Südumgehung - Altenbruchstraße!

Anfrage zur nächsten Ratssitzung der Stadt Waltrop

Nach Fertigstellung der Altenbruchstraße mit gelungenem Kreisverkehr taucht immer wieder als weitere Variante die lange abgelegte Südumgehung auf.
Gibt es dazu aus der Verwaltung oder aus dem Kreis Recklinghausen Hinweise mittel oder langfristig zur Umsetzung.

4. April 2011

Besuch des NRW Landtages bei sonnigen Temperaturen!

Einige Genossinnen und Genossen der Waltroper LINKEN vor dem Fraktionszimmer "Jupp Angenfort" im NRW Landtag.

Bereits zum zweiten Mal im noch recht jungen Jahr lud der Abgeordnete Ralf Michalowsky (Gladbeck) von der Fraktion DIE LINKE am Samstag, den 2.4.2011 interessierte Bürgerinnen und Bürger in den Landtag von Nordrhein-Westfalen ein. Der Ansturm war so groß, dass das ursprüngliche Maximum von fünfzig Teilnehmerinnen und Teilnehmern überschritten werden musste und ausnahmsweise fast siebzig Besucher kam, die trotz sommerlicher Temperaturen den Landtag von innen kennen lernen wollten. Alleine aus Waltrop organisierte unser örtlicher Stadtverband einen Bus mit 27 Teilnehmerinnen und Teilnehmer.

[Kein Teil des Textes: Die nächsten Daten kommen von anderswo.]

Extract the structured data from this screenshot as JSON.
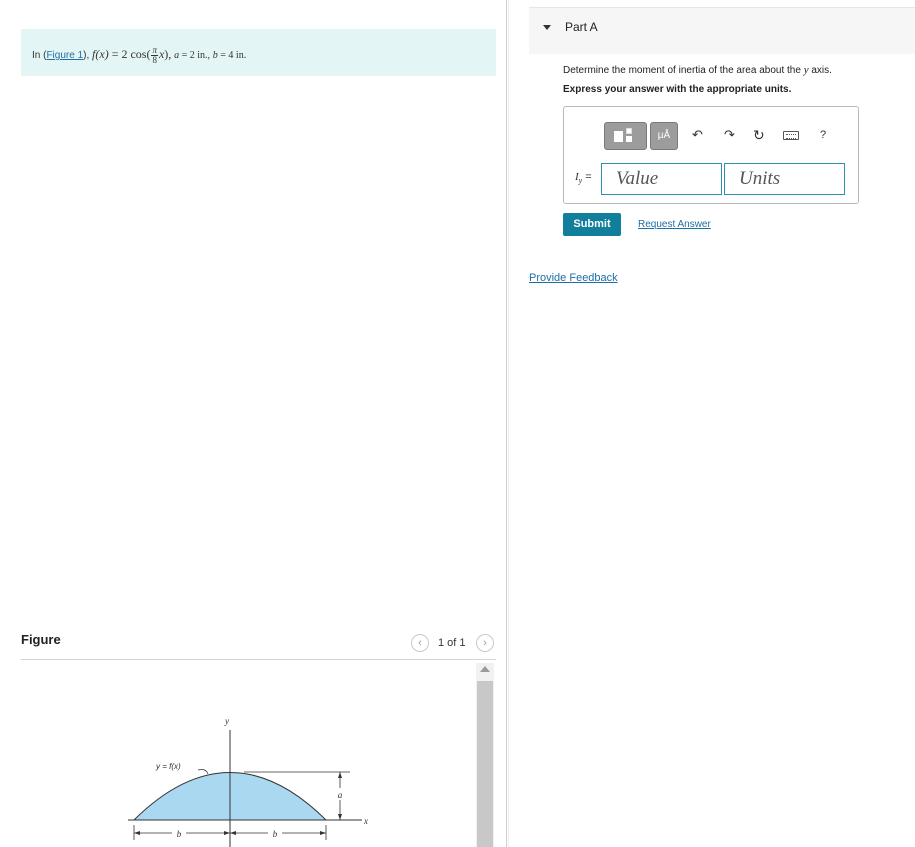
{
  "problem": {
    "prefix": "In (",
    "figure_link": "Figure 1",
    "suffix_link": "),",
    "f_lhs": "f(x)",
    "f_eq": " = 2 cos(",
    "frac_num": "π",
    "frac_den": "8",
    "f_x": "x",
    "f_close": "),",
    "a_label": "a",
    "a_value": " = 2 in.,",
    "b_label": "b",
    "b_value": " = 4 in."
  },
  "figure_panel": {
    "title": "Figure",
    "page_counter": "1 of 1",
    "prev_icon": "chevron-left-icon",
    "next_icon": "chevron-right-icon",
    "labels": {
      "y_axis": "y",
      "x_axis": "x",
      "curve": "y = f(x)",
      "a_dim": "a",
      "b_left": "b",
      "b_right": "b"
    },
    "fill_color": "#a9d8f0"
  },
  "part": {
    "title": "Part A",
    "question_before": "Determine the moment of inertia of the area about the ",
    "question_var": "y",
    "question_after": " axis.",
    "instruction": "Express your answer with the appropriate units."
  },
  "toolbar": {
    "templates_icon": "templates-icon",
    "units_label": "μÅ",
    "undo_icon": "undo-icon",
    "redo_icon": "redo-icon",
    "reset_icon": "reset-icon",
    "keyboard_icon": "keyboard-icon",
    "help_label": "?"
  },
  "answer": {
    "var_symbol": "I",
    "var_sub": "y",
    "var_eq": " =",
    "value_placeholder": "Value",
    "units_placeholder": "Units"
  },
  "actions": {
    "submit_label": "Submit",
    "request_answer_label": "Request Answer",
    "feedback_label": "Provide Feedback"
  },
  "colors": {
    "accent": "#117f9b",
    "link": "#1d6fa5",
    "problem_bg": "#e4f5f5"
  }
}
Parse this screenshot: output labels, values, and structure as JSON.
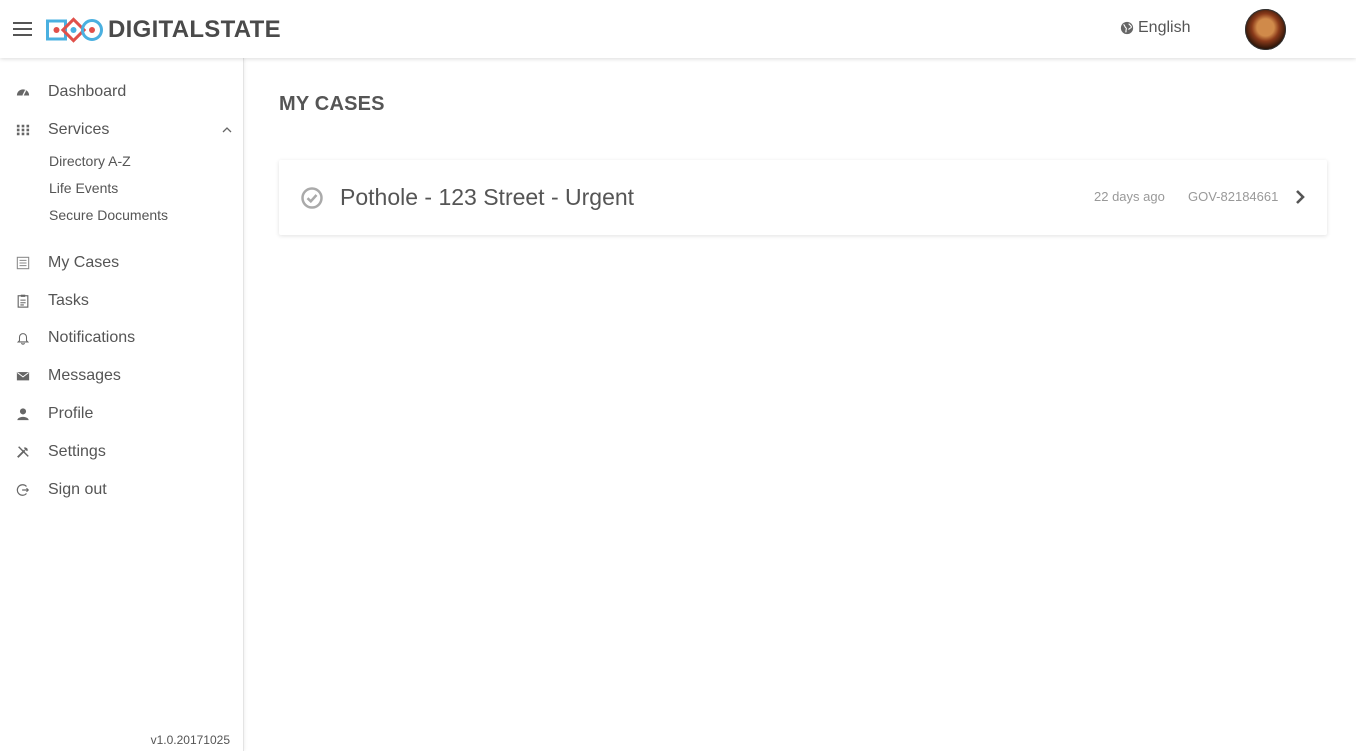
{
  "app": {
    "logo_text": "DIGITALSTATE",
    "brand_colors": {
      "blue": "#4ab0e0",
      "red": "#e0504a"
    }
  },
  "header": {
    "language_label": "English",
    "icons": {
      "menu": "hamburger-icon",
      "language": "globe-icon"
    }
  },
  "sidebar": {
    "items": [
      {
        "label": "Dashboard",
        "icon": "dashboard-icon"
      },
      {
        "label": "Services",
        "icon": "grid-icon"
      },
      {
        "label": "My Cases",
        "icon": "list-icon"
      },
      {
        "label": "Tasks",
        "icon": "clipboard-icon"
      },
      {
        "label": "Notifications",
        "icon": "bell-icon"
      },
      {
        "label": "Messages",
        "icon": "envelope-icon"
      },
      {
        "label": "Profile",
        "icon": "user-icon"
      },
      {
        "label": "Settings",
        "icon": "tools-icon"
      },
      {
        "label": "Sign out",
        "icon": "sign-out-icon"
      }
    ],
    "services_sub": [
      "Directory A-Z",
      "Life Events",
      "Secure Documents"
    ],
    "version": "v1.0.20171025"
  },
  "main": {
    "title": "MY CASES",
    "cases": [
      {
        "title": "Pothole - 123 Street - Urgent",
        "time": "22 days ago",
        "id": "GOV-82184661"
      }
    ]
  }
}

Die gegen Mittag anreisenden Gäste konnten nach einen Imbiss in der Landtagskantine, dem Vortrag eines Mitarbeiters lauschen, der die Geschichte des Hauses ab dem zweiten Weltkrieg bis heute illustriert durch Fotos wiedergab. Anschließend begab man sich auf die Besuchertribüne des Plenums, wo einiges über die Abläufe im Haus und über den Alltag im Plenum verraten wurde. Ralf Michalowsky übernahm kurz das Wort und schilderte einige seiner eigenen Eindrücke. So räumte er unter anderem mit dem Vorurteil auf, dass Politiker unterschiedlicher Fraktionen sich gegenseitig grundsätzlich feindlich gesonnen sind. Tatsächlich finde viel konstruktive Arbeit hinter den Kulissen fraktionsübergreifend statt, auch wenn man sich im Plenum mitunter ordentlich streitet.

Die nächste Station waren die Räumlichkeiten der Landespressekonferenz. Dort, wo Politiker oft wichtige und manchmal weniger wichtige Erklärungen für Journalisten abgeben, lies der Abgeordnete sich auch das ein oder andere Geheimnis entlocken und verriet einiges über die informellen Regeln, die zwischen Presse und Politik herrschen.

Im anschließenden Gespräch war von der angeblich allgegenwärtigen Politikverdrossenheit nichts zu spüren. Viele der angereisten Bürger hatten kritische Fragen und Anmerkungen zur Politik, so dass eine lebhafte Diskussion zwischen dem Abgeordneten und seinen Gästen entstehen konnte. Dies führte dazu, dass man die Zeit aus den Augen verlor und noch eine viertel Stunde nach offiziellem Veranstaltungsende debattierte.

Anschließend schwärmten die Gäste und Genossinnen und Genossen der LINKEN in die Düsseldorfer Altstadt oder erkundeten anderweitig die Landeshauptstadt.Mit vielen neuen Eindrücken ging es dann um 20.00 Uhr mit dem Bus wieder nach Waltrop bzw. in die anderen Orte.

14. März 2011

Atomausstieg jetzt – Fukushima ist überall!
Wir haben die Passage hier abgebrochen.